Por Salvador Côrrea*
24/05/2017 – A incorporação da PrEP (profilaxia pré-exposição ao HIV) no SUS tem sido uma demanda constante do movimento social de aids. Ampliar a prevenção é um passo muito importante para que o Brasil melhore a resposta à epidemia, desde que seja pautada nos direitos humanos e na valorização de grupos e populações mais afetadas pelo HIV.
A população tem direito ao acesso a todas as possibilidades de prevenção disponíveis: superação das barreiras estruturais e sociais (especialmente estigma e discriminação) e acesso a camisinha, gel lubrificante, PrEP, PEP (profilaxia pós-exposição). Além disso é preciso debater a disponibilidade da PrEP com a sociedade civil organizada, tendo como norte a universalidade, integralidade e equidade.
Para garantir o pleno acesso à PrEP no SUS precisamos ter a clareza de que para adquirir a sustentabilidade do menor custo a longo prazo necessitamos da Truvada livre de patentes. Sabemos que o processo de patenteamento do Truvada tem tido sua possibilidade questionada, o que é um grande benefício para a sociedade. É preciso que o governo apoie a sociedade civil nessa luta.
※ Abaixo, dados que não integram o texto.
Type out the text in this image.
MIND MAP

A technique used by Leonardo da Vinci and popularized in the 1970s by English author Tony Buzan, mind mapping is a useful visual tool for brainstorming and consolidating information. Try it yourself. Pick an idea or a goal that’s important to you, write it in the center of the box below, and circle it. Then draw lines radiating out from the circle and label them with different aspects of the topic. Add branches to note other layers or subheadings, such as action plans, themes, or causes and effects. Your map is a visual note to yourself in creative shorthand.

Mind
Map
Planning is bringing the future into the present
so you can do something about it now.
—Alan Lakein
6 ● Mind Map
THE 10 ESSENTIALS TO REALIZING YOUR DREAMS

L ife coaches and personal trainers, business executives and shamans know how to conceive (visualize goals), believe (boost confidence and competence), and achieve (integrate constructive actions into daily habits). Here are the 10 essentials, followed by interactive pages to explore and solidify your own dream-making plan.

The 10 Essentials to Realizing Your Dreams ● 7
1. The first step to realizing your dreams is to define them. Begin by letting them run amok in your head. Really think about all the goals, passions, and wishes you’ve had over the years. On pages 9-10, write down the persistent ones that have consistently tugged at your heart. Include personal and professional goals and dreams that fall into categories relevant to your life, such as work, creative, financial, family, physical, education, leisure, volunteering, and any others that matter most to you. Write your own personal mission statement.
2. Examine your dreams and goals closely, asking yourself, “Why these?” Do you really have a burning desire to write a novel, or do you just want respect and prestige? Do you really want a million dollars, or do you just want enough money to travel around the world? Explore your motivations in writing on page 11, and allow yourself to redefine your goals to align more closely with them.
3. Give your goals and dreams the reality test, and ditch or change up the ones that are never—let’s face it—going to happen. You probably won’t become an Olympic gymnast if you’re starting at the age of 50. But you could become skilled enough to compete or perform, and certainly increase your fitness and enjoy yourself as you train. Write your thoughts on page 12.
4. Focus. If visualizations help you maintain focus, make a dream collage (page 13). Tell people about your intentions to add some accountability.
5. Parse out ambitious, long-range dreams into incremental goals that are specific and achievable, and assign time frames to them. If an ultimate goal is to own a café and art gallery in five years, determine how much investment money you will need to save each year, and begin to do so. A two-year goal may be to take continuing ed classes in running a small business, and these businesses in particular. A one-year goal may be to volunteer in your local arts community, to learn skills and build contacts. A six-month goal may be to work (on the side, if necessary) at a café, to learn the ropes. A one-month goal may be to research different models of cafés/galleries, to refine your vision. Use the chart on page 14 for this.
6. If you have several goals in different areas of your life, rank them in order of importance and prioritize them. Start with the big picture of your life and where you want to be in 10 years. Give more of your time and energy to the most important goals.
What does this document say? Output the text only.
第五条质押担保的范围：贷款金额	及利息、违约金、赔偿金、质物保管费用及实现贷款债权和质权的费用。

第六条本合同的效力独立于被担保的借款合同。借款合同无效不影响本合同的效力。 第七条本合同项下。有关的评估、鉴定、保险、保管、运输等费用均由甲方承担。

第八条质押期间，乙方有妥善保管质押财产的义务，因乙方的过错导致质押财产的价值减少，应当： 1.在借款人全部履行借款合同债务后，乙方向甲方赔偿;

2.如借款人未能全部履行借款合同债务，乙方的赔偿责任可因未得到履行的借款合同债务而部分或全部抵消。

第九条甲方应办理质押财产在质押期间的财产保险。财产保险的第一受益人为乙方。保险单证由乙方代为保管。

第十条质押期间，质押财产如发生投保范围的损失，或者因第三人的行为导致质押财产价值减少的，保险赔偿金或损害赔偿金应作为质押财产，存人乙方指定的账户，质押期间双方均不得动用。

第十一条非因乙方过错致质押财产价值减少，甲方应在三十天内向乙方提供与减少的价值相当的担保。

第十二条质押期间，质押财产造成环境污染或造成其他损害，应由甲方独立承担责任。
Também é importante ressaltar que colocar o Truvada e outros medicamentos para aids, longe dos interesses econômicos das farmacêuticas, tem sido uma grande batalha do movimento social brasileiro. Os interesses econômicos da indústria farmacêutica dificultam a incorporação de novos medicamentos no SUS. A Gilead, fabricante do Truvada, quer o monopólio sobre a combinação de dois medicamentos, que já estavam em domínio público. A garantia da sustentabilidade da incorporação da PrEP no SUS vai além de uma negociação com a indústria. É preciso que o Truvada passe a ser de domínio público e seja produzido por qualquer laboratório no país. Assim, poderemos garantir PrEP para todos que precisam no SUS por muito mais tempo.
Além disso, a disponibilidade da PrEP ainda enfrenta pensamentos conservadores que insistem em controlar o sexo e a libido alheia.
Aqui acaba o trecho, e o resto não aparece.